Of course, each of us might like to recall the things that God has done for us personally, in addition to the things that he has done for the faithful of the past. But we need to learn to be people who live in hope, who have something to look forward to, rather than get stuck even in the glories of the past.
And in that, we have an advantage over the people of Isaiah’s day. Because they were given only a glimpse of the things to come. However, with the later birth of God’s son in the world—whose very nature encapsulates the hope to which the message in Isaiah was pointing—we should be much more sure of the future and what God has planned for us. It should be much easier then to accept that what God has done for us in the past is nothing to what he will do in the future.
2. We Need to Acknowledge Our Own Faults (22-24)

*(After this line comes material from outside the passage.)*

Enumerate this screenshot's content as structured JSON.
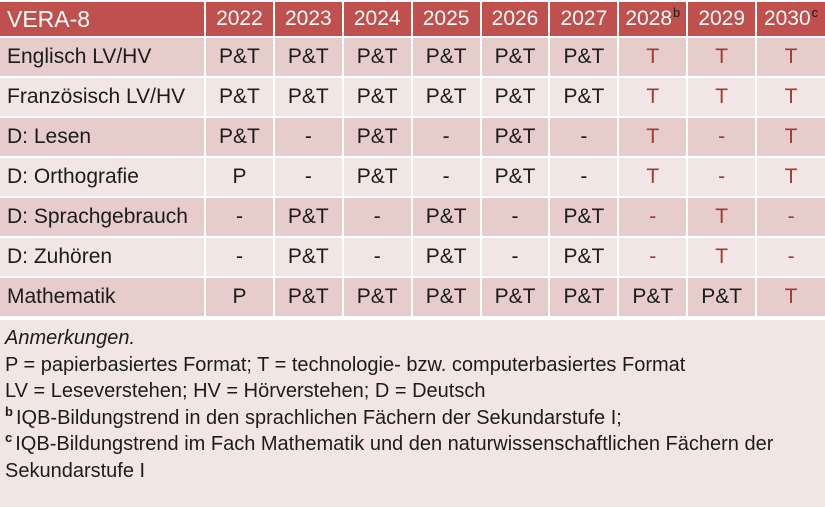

Secondly, we need to remember, that no-one is entirely innocent, and that it is no use trying to place the blame entirely on others—or even God—for our predicament. Paul, writing to the Roman church said, ‘all have sinned and fallen short of the glory of God’ (Romans 3:23).
Whatever our predicament is, whatever we are going through, we need, at least, to examine that in some small way that we may in some way be to blame.
(Having said that, remember that although God’s people were sent into exile—in a sense as a punishment they deserved—God’s motivation was, rather, that the people should be shaken out of their complacency and restored to a full relationship with him.)
When we are going through a rough time, it is, therefore, a good time to stop and think of our own relationship with God—and whether we need to be shaken out of our complacency where he is concerned. And not just in regard to our individual sins—the things that we do or don’t do as an individual—but in the part we play, the responsibilities that each of us has as members of a community, a nation, and an international community as well.
3. Forgiveness Is Part of the Nature of God (25)
And thirdly, we need to remember that despite everything, God is a forgiving God. No matter what we’ve done—as individuals or as a community—he is only too willing to restore us to new life. Forgiveness is in God’s nature. It’s part of who he is.
Now it is true, that some people feel as though they’ve been too bad to be forgiven. That what they’ve done in the past is too horrible for anyone, even God, to forgive. However, the sin that God accused his people of committing was that of neglecting God and serving others—and just going through the motions regarding God himself, of expecting him to be a puppet, but without any personal commitment in return.
Now I ask you, could there be any worse sin? And yet even that God was willing to forgive, if only his people would turn and embrace a full relationship with him again.
When things go wrong, and they do for all of us, then, we can lose our way, we can feel as though God is very distant, and we may resort to thinking of better times. And those three things are the same things that God’s people were feeling when God responded in the days of Isaiah, in a real and positive way.
But the solution to the problem, the prophet Isaiah records is threefold. We need to concentrate not on what God has done in the past, but on the promises of God for the future. We need to acknowledge that even in some way we may be in the wrong, and we need to stop blaming others—even God himself—for our predicament. And we need to hold on to the fact, that no matter what we’ve done, God wants to forgive. All we need to do is to pursue a relationship with him, and let him forgive.
Three things that if we take seriously should give us hope in even the most traumatic periods of life.